Saturday, August 8, 2009

Let's take the long way home

I’ve had what can only be classified as an ordinary week. I’ve worked from an office with views and air conditioning, drank real coffee with skim milk, eaten Japanese, Korean, Italian, Australian and Bangladeshi. I’ve had red wine, been to great parties, worn a dress and makeup, had broadband Internet access, and watched some TV. I even used a washing machine – it has been that ordinary.

After a week of living the high life in the capital city, I’m about to go back to Chittagong, which, while hardly the wilderness, certainly lacks the perks of a true ex-pat lifestyle. Having been one in the past to criticise ex-pats for all their lazy ways – with their drivers and cars and high wages and access to good food and drink and all the mod cons, speaking none of the local language while everyone around them is living off the cost of their morning toast for a week – I need to eat a bit of humble pie.

Truth is, the only way I could live here beyond my AYAD role would be if I found a position in the capital which offered access to all these wonderfully excessive things without the hassle of a treacherous 15 hour return bus journey squashed into a weekend to get them. Oh, and an International salary; I’m soon to be broke.

I feel like I have reached the point where I’ve lived outside my own culture, and the things that make me feel comfortable, for long enough, and now I want back in.
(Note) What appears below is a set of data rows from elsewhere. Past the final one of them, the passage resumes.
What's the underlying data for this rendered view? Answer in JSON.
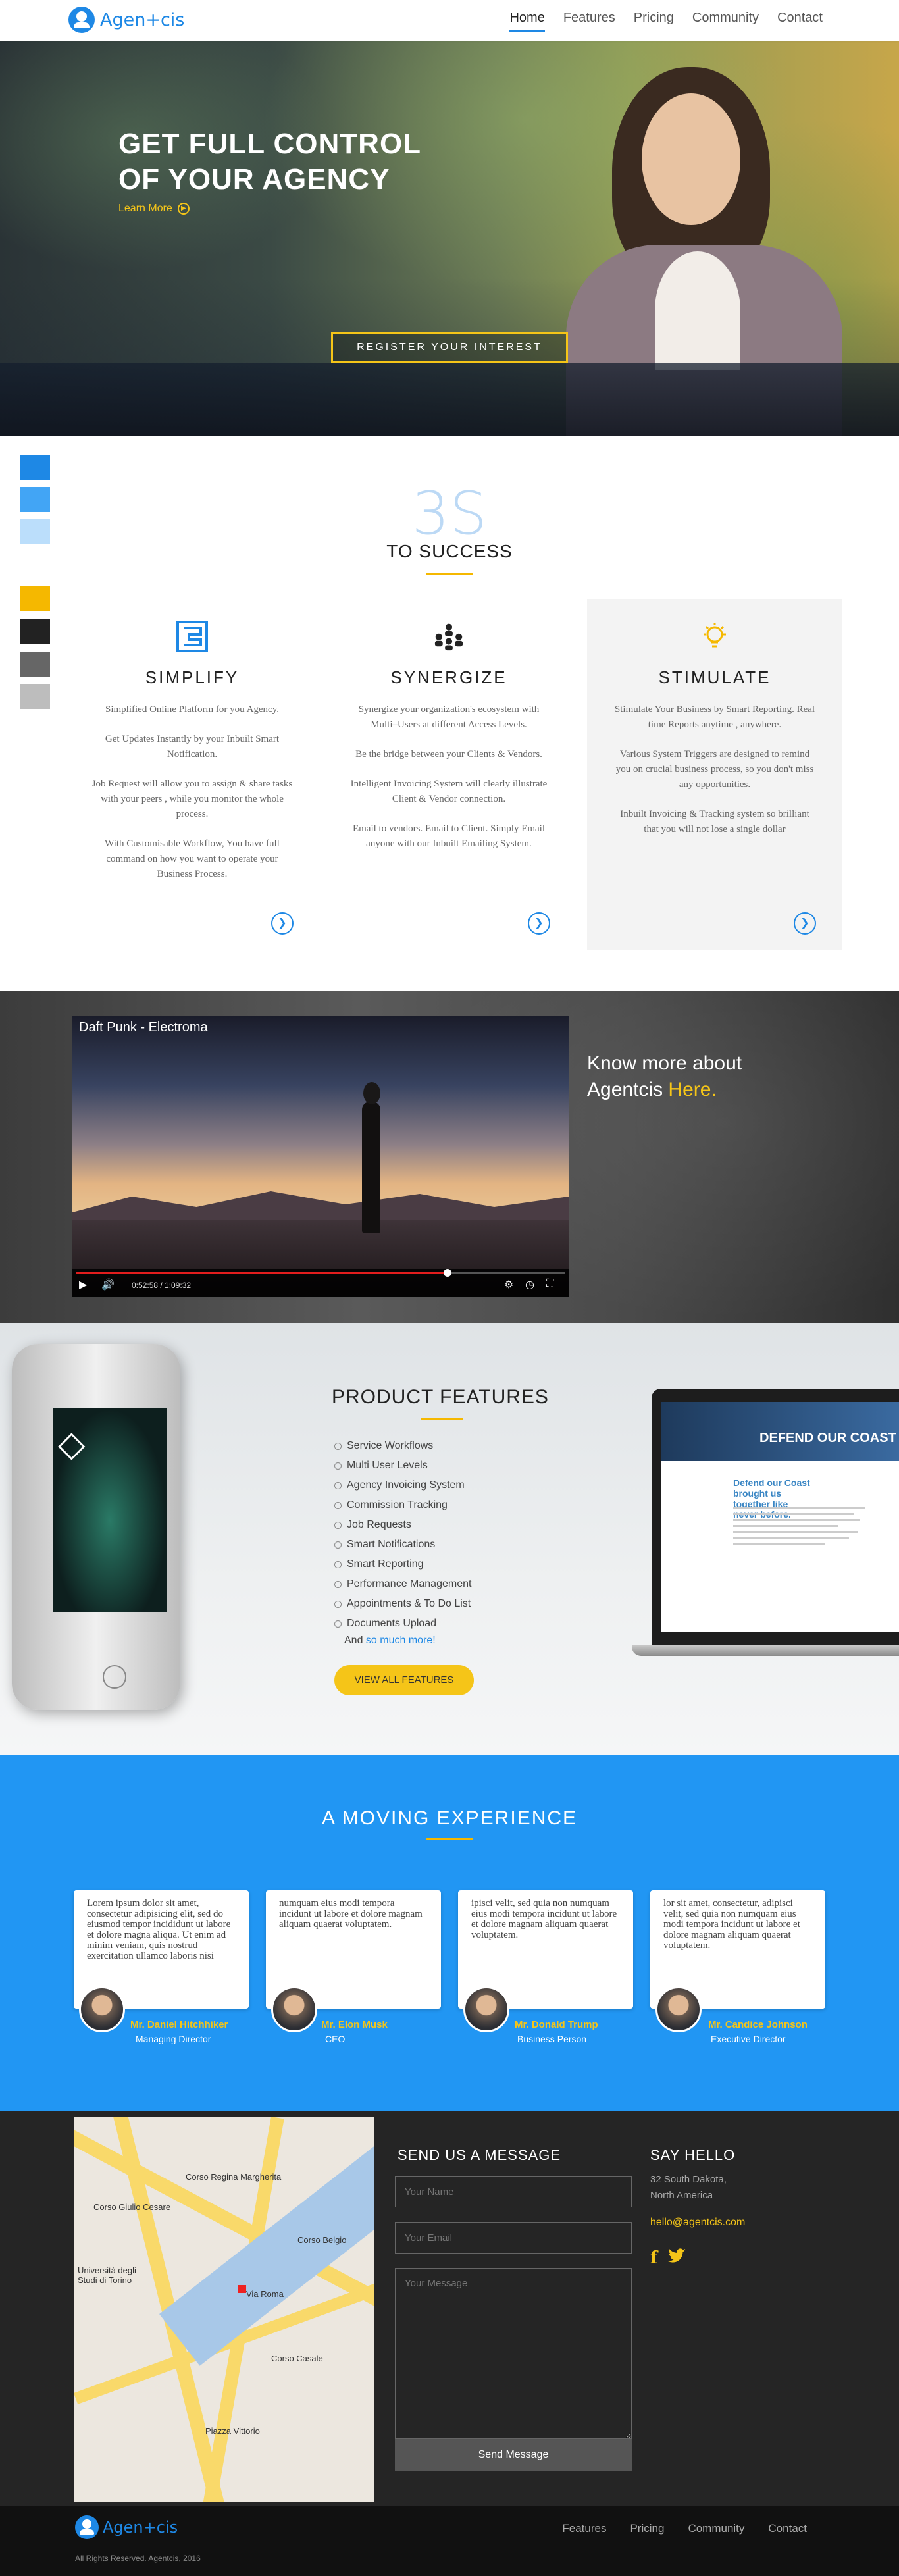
{
  "nav": {
    "logo_text": "Agen+cis",
    "links": [
      "Home",
      "Features",
      "Pricing",
      "Community",
      "Contact"
    ],
    "active": "Home"
  },
  "hero": {
    "title": "GET FULL CONTROL OF YOUR AGENCY",
    "learn_more": "Learn More",
    "cta": "REGISTER YOUR INTEREST"
  },
  "palette": [
    "#1e88e5",
    "#42a5f5",
    "#bbdefb",
    "#f5b800",
    "#222222",
    "#666666",
    "#bdbdbd"
  ],
  "success": {
    "big": "3S",
    "title": "TO SUCCESS",
    "columns": [
      {
        "icon": "maze-icon",
        "title": "SIMPLIFY",
        "paragraphs": [
          "Simplified Online Platform for you Agency.",
          "Get Updates Instantly by your Inbuilt Smart Notification.",
          "Job Request will allow you to assign & share tasks with your peers , while you monitor the whole process.",
          "With Customisable Workflow, You have full command on how you want to operate your Business Process."
        ]
      },
      {
        "icon": "people-network-icon",
        "title": "SYNERGIZE",
        "paragraphs": [
          "Synergize your organization's ecosystem with Multi–Users at different Access Levels.",
          "Be the bridge between your Clients & Vendors.",
          "Intelligent Invoicing System will clearly illustrate Client & Vendor connection.",
          "Email to vendors. Email to Client. Simply Email anyone with our Inbuilt Emailing System."
        ]
      },
      {
        "icon": "lightbulb-icon",
        "title": "STIMULATE",
        "paragraphs": [
          "Stimulate Your Business by Smart Reporting. Real time Reports anytime , anywhere.",
          "Various System Triggers are designed to remind you on crucial business process, so you don't miss any opportunities.",
          "Inbuilt Invoicing & Tracking system so brilliant that you will not lose a single dollar"
        ]
      }
    ]
  },
  "video": {
    "title": "Daft Punk - Electroma",
    "time": "0:52:58 / 1:09:32",
    "progress": 0.76,
    "know_more": "Know more about",
    "agentcis": "Agentcis",
    "here": "Here."
  },
  "features": {
    "title": "PRODUCT FEATURES",
    "items": [
      "Service Workflows",
      "Multi User Levels",
      "Agency Invoicing System",
      "Commission Tracking",
      "Job Requests",
      "Smart Notifications",
      "Smart Reporting",
      "Performance Management",
      "Appointments & To Do List",
      "Documents Upload"
    ],
    "and": "And",
    "more": "so much more!",
    "button": "VIEW ALL FEATURES",
    "laptop_headline": "DEFEND OUR COAST",
    "laptop_sub": "Defend our Coast brought us together like never before."
  },
  "moving": {
    "title": "A MOVING EXPERIENCE",
    "testimonials": [
      {
        "text": "Lorem ipsum dolor sit amet, consectetur adipisicing elit, sed do eiusmod tempor incididunt ut labore et dolore magna aliqua. Ut enim ad minim veniam, quis nostrud exercitation ullamco laboris nisi",
        "name": "Mr. Daniel Hitchhiker",
        "role": "Managing Director"
      },
      {
        "text": "numquam eius modi tempora incidunt ut labore et dolore magnam aliquam quaerat voluptatem.",
        "name": "Mr. Elon Musk",
        "role": "CEO"
      },
      {
        "text": "ipisci velit, sed quia non numquam eius modi tempora incidunt ut labore et dolore magnam aliquam quaerat voluptatem.",
        "name": "Mr. Donald Trump",
        "role": "Business Person"
      },
      {
        "text": "lor sit amet, consectetur, adipisci velit, sed quia non numquam eius modi tempora incidunt ut labore et dolore magnam aliquam quaerat voluptatem.",
        "name": "Mr. Candice Johnson",
        "role": "Executive Director"
      }
    ]
  },
  "contact": {
    "title": "SEND US A MESSAGE",
    "name_ph": "Your Name",
    "email_ph": "Your Email",
    "message_ph": "Your Message",
    "send": "Send Message",
    "hello_title": "SAY HELLO",
    "address1": "32 South Dakota,",
    "address2": "North America",
    "email": "hello@agentcis.com",
    "map_labels": [
      "Università degli Studi di Torino",
      "Corso Regina Margherita",
      "Corso Casale",
      "Corso Giulio Cesare",
      "Piazza Vittorio",
      "Via Roma",
      "Corso Belgio"
    ]
  },
  "footer": {
    "logo_text": "Agen+cis",
    "links": [
      "Features",
      "Pricing",
      "Community",
      "Contact"
    ],
    "copyright": "All Rights Reserved. Agentcis, 2016"
  }
}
I want familiar food and familiar faces and book shops and a supermarket that stocks sun-dried tomatoes and soy milk and cereal all in the one place and to go to the movies and the gym and let my cat curl up on my lap and walk the Bondi to Bronte coastline before brunch.

I’m thankful these feelings have come at the right time – with only 8 weeks of work to go I’m starting to plan for my departure and the next few months which will see me go from Dhaka to Sydney via Nepal, India, Egypt, Turkey, London, Amsterdam and Paris (purse permitting).

Until then I’ve got a sleight of visitors coming who I am sharing the Best of the Desh with. What better way to start to say goodbye?